25.2.19

The Activities of the Sea Beast

Monday, February 25


Revelation 13:5 specifies a time period of persecution that we talked about in yesterday’s study. The 42 months of the beast’s activities is the same time period as the 1,260 days/years of the persecution of the woman/church in Revelation 12:6, 14. (A prophetic day symbolizes a year [Numbers 14:34, Ezekiel 4:6]. See Tuesday’s study in Lesson 7). The year A.D. 538 marks appropriately the beginning of this prophetic period when the Roman church, with the pope as its head, established itself as a church-state power that dominated the Western world throughout medieval times. The events of the French Revolution inflicted the deadly wound upon the beast in A.D. 1798, thus bringing the church’s oppressive rule and the state-empowered religion to a temporary end.

Compare Revelation 13:5-8 with Daniel 7:24-25 and 2 Thessalonians 2:2-12. In what way do the activities of the sea beast mirror the descriptions of the little horn and the man of lawlessness?

The sea beast’s activities during the prophetic 1,260 days/years are stated in terms of blasphemies. In the New Testament, blasphemy can denote a claim of equality with God (John 10:33, Matthew 26:63-65) and the action of usurping His authority (Mark 2:7).

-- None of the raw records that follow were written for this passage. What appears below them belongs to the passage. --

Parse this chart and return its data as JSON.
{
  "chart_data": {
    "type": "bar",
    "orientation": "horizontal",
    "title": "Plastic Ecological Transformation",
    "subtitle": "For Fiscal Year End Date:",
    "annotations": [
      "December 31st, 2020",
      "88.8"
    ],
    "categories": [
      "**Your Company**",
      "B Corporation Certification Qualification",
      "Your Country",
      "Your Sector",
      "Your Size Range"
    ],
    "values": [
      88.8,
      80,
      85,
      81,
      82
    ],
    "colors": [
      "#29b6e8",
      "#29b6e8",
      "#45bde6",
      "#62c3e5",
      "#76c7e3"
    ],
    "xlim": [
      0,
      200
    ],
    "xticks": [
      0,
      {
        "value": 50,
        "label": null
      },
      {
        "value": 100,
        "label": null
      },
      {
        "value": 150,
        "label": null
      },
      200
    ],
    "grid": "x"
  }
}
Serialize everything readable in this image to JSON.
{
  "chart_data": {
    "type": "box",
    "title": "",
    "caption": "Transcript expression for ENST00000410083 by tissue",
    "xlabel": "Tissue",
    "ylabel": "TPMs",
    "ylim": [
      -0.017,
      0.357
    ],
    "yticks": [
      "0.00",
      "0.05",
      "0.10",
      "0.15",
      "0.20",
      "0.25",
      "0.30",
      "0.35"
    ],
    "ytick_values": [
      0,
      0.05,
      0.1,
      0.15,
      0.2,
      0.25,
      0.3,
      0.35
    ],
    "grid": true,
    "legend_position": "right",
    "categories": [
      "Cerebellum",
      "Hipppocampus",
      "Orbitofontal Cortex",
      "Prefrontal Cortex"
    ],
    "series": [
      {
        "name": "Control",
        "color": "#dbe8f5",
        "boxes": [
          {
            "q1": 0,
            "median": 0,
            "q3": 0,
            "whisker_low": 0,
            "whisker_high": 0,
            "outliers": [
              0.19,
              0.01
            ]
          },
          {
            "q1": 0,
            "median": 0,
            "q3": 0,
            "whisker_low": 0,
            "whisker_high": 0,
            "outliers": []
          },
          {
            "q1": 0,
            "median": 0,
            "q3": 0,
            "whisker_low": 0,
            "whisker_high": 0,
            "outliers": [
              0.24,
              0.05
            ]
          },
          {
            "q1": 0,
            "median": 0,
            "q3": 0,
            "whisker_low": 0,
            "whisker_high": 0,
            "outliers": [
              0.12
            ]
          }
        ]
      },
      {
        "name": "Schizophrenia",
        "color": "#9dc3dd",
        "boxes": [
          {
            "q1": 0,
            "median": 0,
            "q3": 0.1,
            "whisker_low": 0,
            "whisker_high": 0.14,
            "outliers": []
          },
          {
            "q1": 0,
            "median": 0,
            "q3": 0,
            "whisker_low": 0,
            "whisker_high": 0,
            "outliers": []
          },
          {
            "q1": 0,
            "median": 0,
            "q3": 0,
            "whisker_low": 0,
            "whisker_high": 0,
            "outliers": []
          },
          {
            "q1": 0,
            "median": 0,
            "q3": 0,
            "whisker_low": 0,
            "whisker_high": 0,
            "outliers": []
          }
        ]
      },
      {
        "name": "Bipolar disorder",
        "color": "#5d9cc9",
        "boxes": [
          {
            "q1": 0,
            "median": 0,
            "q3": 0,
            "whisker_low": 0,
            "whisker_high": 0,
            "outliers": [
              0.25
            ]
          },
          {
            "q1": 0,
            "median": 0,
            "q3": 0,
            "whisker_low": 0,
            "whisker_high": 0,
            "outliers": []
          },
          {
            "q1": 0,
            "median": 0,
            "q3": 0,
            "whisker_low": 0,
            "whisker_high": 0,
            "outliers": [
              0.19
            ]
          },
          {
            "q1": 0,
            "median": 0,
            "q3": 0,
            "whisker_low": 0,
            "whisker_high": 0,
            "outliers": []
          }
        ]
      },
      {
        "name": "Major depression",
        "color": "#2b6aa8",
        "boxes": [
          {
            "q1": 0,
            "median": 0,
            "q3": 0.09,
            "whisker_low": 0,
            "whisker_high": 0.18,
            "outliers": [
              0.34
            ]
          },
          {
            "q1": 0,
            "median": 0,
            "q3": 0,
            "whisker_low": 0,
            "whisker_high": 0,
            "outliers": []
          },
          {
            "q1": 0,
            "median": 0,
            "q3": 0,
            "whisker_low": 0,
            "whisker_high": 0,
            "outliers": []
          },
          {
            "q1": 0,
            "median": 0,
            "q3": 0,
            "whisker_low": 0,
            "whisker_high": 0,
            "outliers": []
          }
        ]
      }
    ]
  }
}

The sea beast’s blasphemies are directed “against God, to blaspheme His name, His tabernacle, and those who dwell in heaven” (Revelation 13:6, NKJV). The dwelling of God is the sanctuary in heaven, where Christ ministers on behalf of our salvation. The sea beast seeks to negate Christ’s mediatorial work by attempting to replace it with a human priesthood that claims to administer salvation and the forgiveness of sins. Assuming these powers that belong only to God is the essence of blasphemy.

Revelation 13 points to a time of major apostasy in Christianity, which was fulfilled when Roman Catholicism claimed the position and authority of God with the pope as its head. Those who refused submission to Rome experienced persecution and martyrdom. Although today such statements are viewed as harsh, even bigoted, the present cannot erase the history, no matter how much some people wish that it would.

How can we stay faithful to prophecy about church history and yet, at the same time, be kind and cautious as we present these truths to others?